How are you going to account for that - and then "quantify" it? It seems to me that the only option you have is to do so in a faux scientific way - by arbitrarily assigning "values" to reactions which cannot by their nature be quantified.
The two of you try to denigrate listeners who set some store by measurements (and not just THD!), and yet you then turn around and quote these "scientific" study measurements which are IMHO pretty dubious.
You clearly haven't heard of statistics...think about it or read about it and it will perhaps come to you eventually how you can get some useful data out of individual preferences.
As to the industry, they provide the measurements they kind of have to, not the ones that would be useful (if fitted with the proper model). They publish THD and maybe IMD...almost no one provides a detailed FFT and model fitting.
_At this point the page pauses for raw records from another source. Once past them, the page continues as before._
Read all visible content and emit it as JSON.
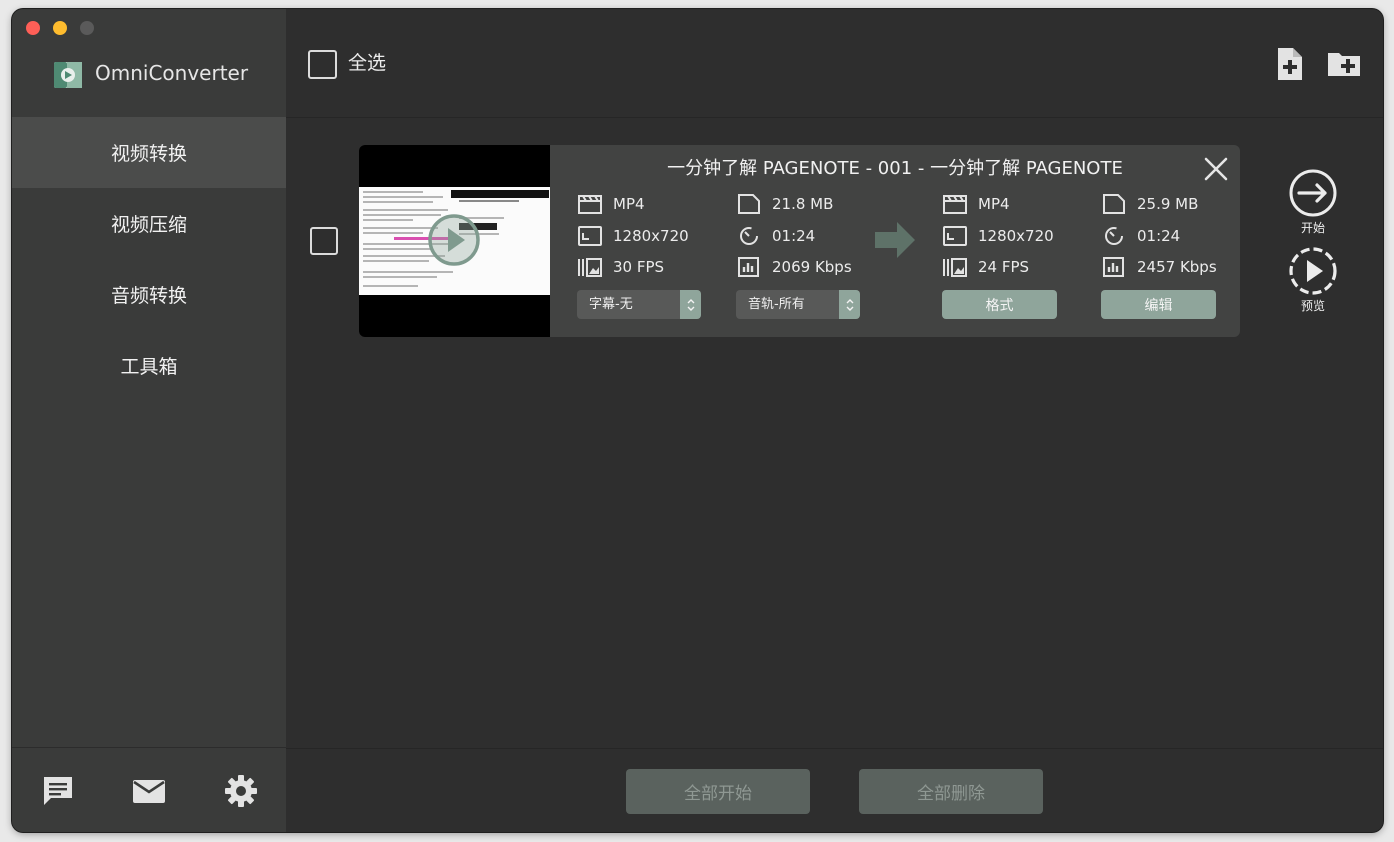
{
  "app": {
    "name": "OmniConverter"
  },
  "sidebar": {
    "items": [
      {
        "label": "视频转换",
        "active": true
      },
      {
        "label": "视频压缩",
        "active": false
      },
      {
        "label": "音频转换",
        "active": false
      },
      {
        "label": "工具箱",
        "active": false
      }
    ],
    "bottom_icons": [
      "chat-icon",
      "mail-icon",
      "gear-icon"
    ]
  },
  "header": {
    "select_all_label": "全选",
    "actions": [
      "add-file-icon",
      "add-folder-icon"
    ]
  },
  "task": {
    "title": "一分钟了解 PAGENOTE - 001 - 一分钟了解 PAGENOTE",
    "source": {
      "format": "MP4",
      "size": "21.8 MB",
      "resolution": "1280x720",
      "duration": "01:24",
      "fps": "30 FPS",
      "bitrate": "2069 Kbps"
    },
    "output": {
      "format": "MP4",
      "size": "25.9 MB",
      "resolution": "1280x720",
      "duration": "01:24",
      "fps": "24 FPS",
      "bitrate": "2457 Kbps"
    },
    "subtitle_select": "字幕-无",
    "audio_select": "音轨-所有",
    "format_button": "格式",
    "edit_button": "编辑",
    "start_label": "开始",
    "preview_label": "预览"
  },
  "footer": {
    "start_all": "全部开始",
    "delete_all": "全部删除"
  },
  "colors": {
    "accent": "#8fa59b",
    "sidebar_bg": "#3a3b3a",
    "main_bg": "#2e2e2e",
    "card_bg": "#424342"
  }
}
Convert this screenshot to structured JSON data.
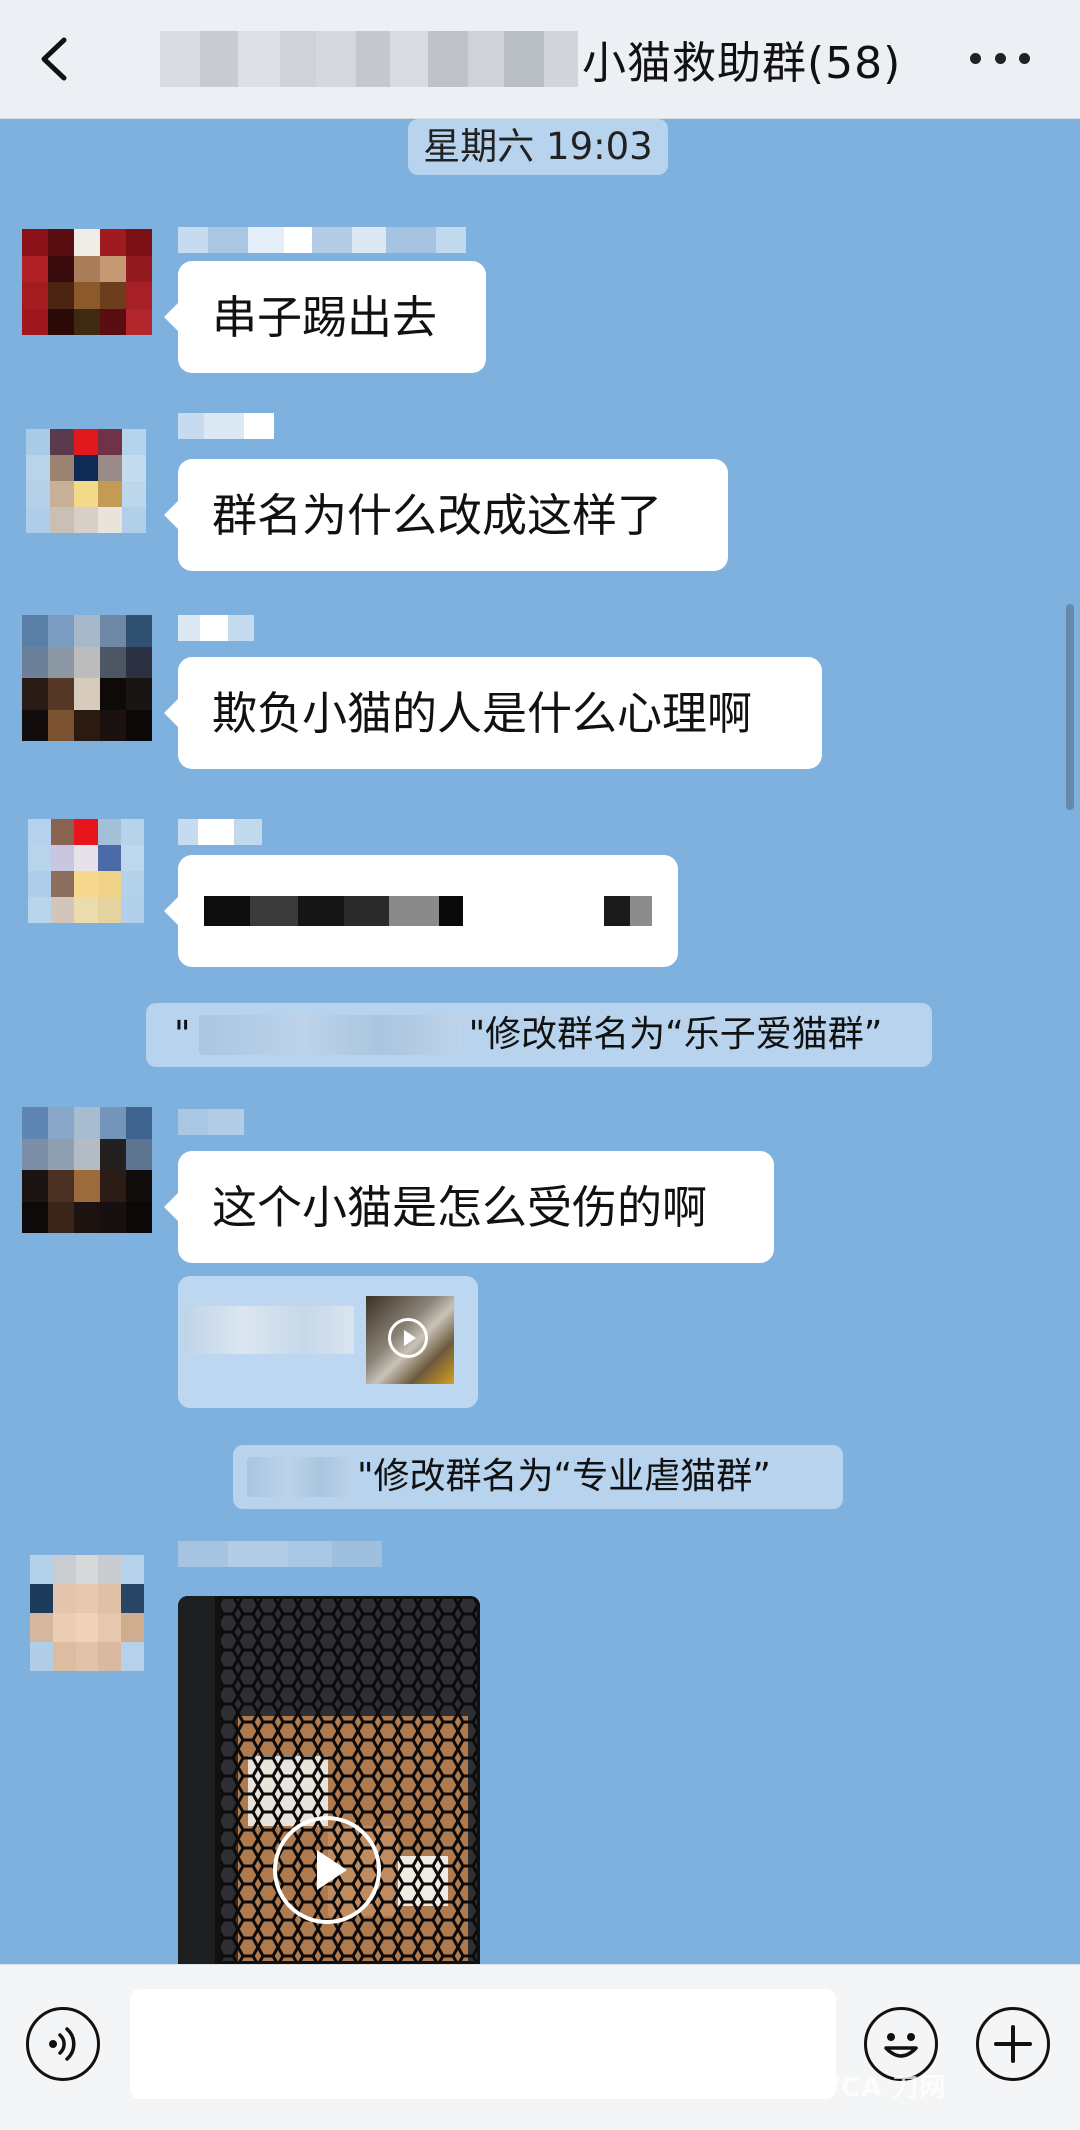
{
  "header": {
    "title": "小猫救助群(58)",
    "back_icon": "chevron-left-icon",
    "more_icon": "more-horizontal-icon"
  },
  "chat": {
    "time_divider": "星期六 19:03",
    "messages": [
      {
        "type": "text",
        "text": "串子踢出去"
      },
      {
        "type": "text",
        "text": "群名为什么改成这样了"
      },
      {
        "type": "text",
        "text": "欺负小猫的人是什么心理啊"
      },
      {
        "type": "redacted_text"
      },
      {
        "type": "system",
        "quote_open": "\"",
        "text": "\"修改群名为“乐子爱猫群”"
      },
      {
        "type": "text",
        "text": "这个小猫是怎么受伤的啊"
      },
      {
        "type": "video_card"
      },
      {
        "type": "system",
        "text": "\"修改群名为“专业虐猫群”"
      },
      {
        "type": "video"
      }
    ]
  },
  "input_bar": {
    "voice_icon": "voice-icon",
    "emoji_icon": "emoji-icon",
    "add_icon": "plus-icon",
    "input_value": "",
    "watermark": "VCA 刀网"
  },
  "colors": {
    "chat_background": "#7fb1df",
    "bubble": "#ffffff",
    "header_background": "#eceff3"
  }
}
Aries Cerat provides the level of H2 and H3 at a given power...but that is an exception rather than the rule and the assumption they make is that there is an exponential decay in the harmonics with increasing harmonic order.
. . . that equipment can have as much distortion as possible, and you would still claim there's no correlation? I think one appeal vinyl has for some listeners is that vinyl distortion is euphonic - and they find that pleasing. Euphonic does not equal accurate.
Where do you draw the line? How much distortion is acceptable. Is it anything goes? I doubt that many listeners would agree you in that case.
There is audible and then there is perceived as distorted.
Look at some of the levels of distortion applied in the Geddes paper. Some are very low and some are pretty darn high.